Genomic sequences span billions of base pairs (bp), posing a fundamental challenge for genome-scale foundation models. Existing approaches largely sidestep this barrier by either scaling relatively small models to long contexts or relying on heavy multi-GPU parallelism. Here we introduce GeneZip, a DNA compression model that leverages a key biological prior: genomic information is highly imbalanced. Coding regions comprise only a small fraction (about 2 percent) yet are information-dense, whereas most non-coding sequence is comparatively information-sparse. GeneZip couples HNet-style dynamic routing with a region-aware compression-ratio objective, enabling adaptive allocation of representation budget across genomic regions. As a result, GeneZip learns region-aware compression and achieves 137.6x compression with only 0.31 perplexity increase. On downstream long-context benchmarks, GeneZip achieves comparable or better performance on contact map prediction, expression quantitative trait loci prediction, and enhancer-target gene prediction. By reducing effective sequence length, GeneZip unlocks simultaneous scaling of context and capacity: compared to the prior state-of-the-art model JanusDNA, it enables training models 82.6x larger at 1M-bp context, supporting a 636M-parameter GeneZip model at 1M-bp context. All experiments in this paper can be trained on a single A100 80GB GPU.
Paper Structure (32 sections, 16 equations, 4 figures, 7 tables)

This paper contains 32 sections, 16 equations, 4 figures, 7 tables.

Figures (4)

  • Figure 1: GeneZip overview. GeneZip compresses ultra-long DNA into a much shorter latent token sequence via hierarchical dynamic routing. During training, GeneZip uses Region-Aware Ratio (RAR) loss to learn a region-adaptive token compression budget, while bounded routing enforces global token-count constraints for stable training. The compressed tokens are then processed by an arbitrary token-mixing backbone for downstream long-range tasks.

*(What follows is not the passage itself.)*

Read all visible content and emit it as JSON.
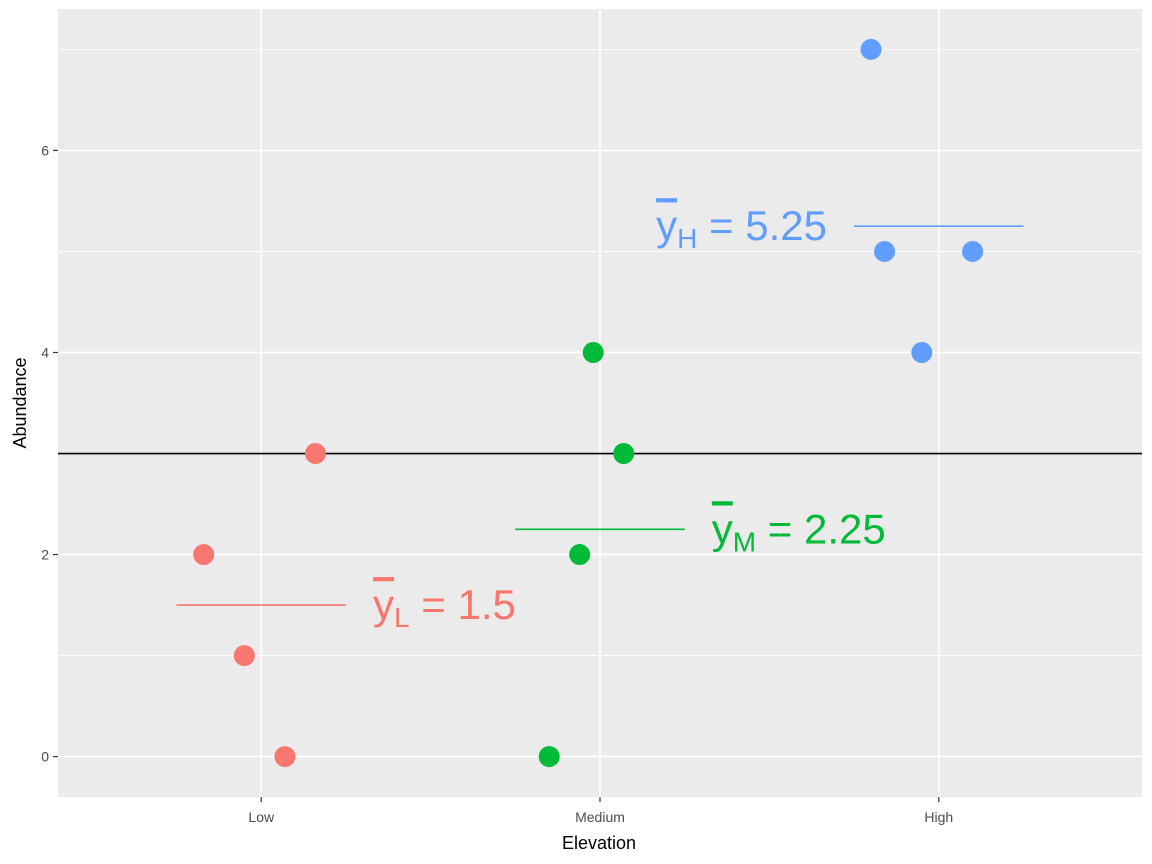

Notably, once trained, GeneZip can compress unseen raw DNA sequences without requiring annotations at inference time.
  • Figure 2: Why bounded routing is necessary. (a) In stage-1 compression, the router can be highly unstable early on and occasionally selects an excessively large number of tokens, which risks memory blow-up; a ceiling constraint prevents such pathological spikes. (b) In stage-2 compression, the router may collapse to selecting too few tokens (often near 1) at the beginning, which can induce training spikes and slow down optimization; a floor constraint enforces a minimum token budget for stable learning. (c) The floor constraint yields smoother and more favorable perplexity trajectories compared to training without it.
  • Figure 3: Inference efficiency on ultra-long inputs. End-to-end inference latency as a function of input sequence length (256 bp to 1M bp). GeneZip (70M/636M) remains consistently fast across the full range, while baseline long-context models exhibit sharply increasing latency as sequence length grows. The inset zooms into the short-to-mid regime (1K--131K) to highlight differences at smaller contexts.
  • Figure 4: Case studies of region-adaptive compression. Region labels are induced from GENCODE gene models gencode_frankish2019 (promoter/CDS/UTR/exon/intron/near-intergenic (NIG)), and the curves plot per-base boundary probability for H-Net hnet_hwang2025 and GeneZip. We highlight two loci on chr9: a promoter-dense transcript locus (chr9:136,980,237--137,030,237; top) and an intron-dominated gene locus (chr9:37,530,000--37,580,000; bottom). Across both loci, GeneZip concentrates boundary mass in promoters and transcribed features, while suppressing diffuse boundaries in long intronic or intergenic spans.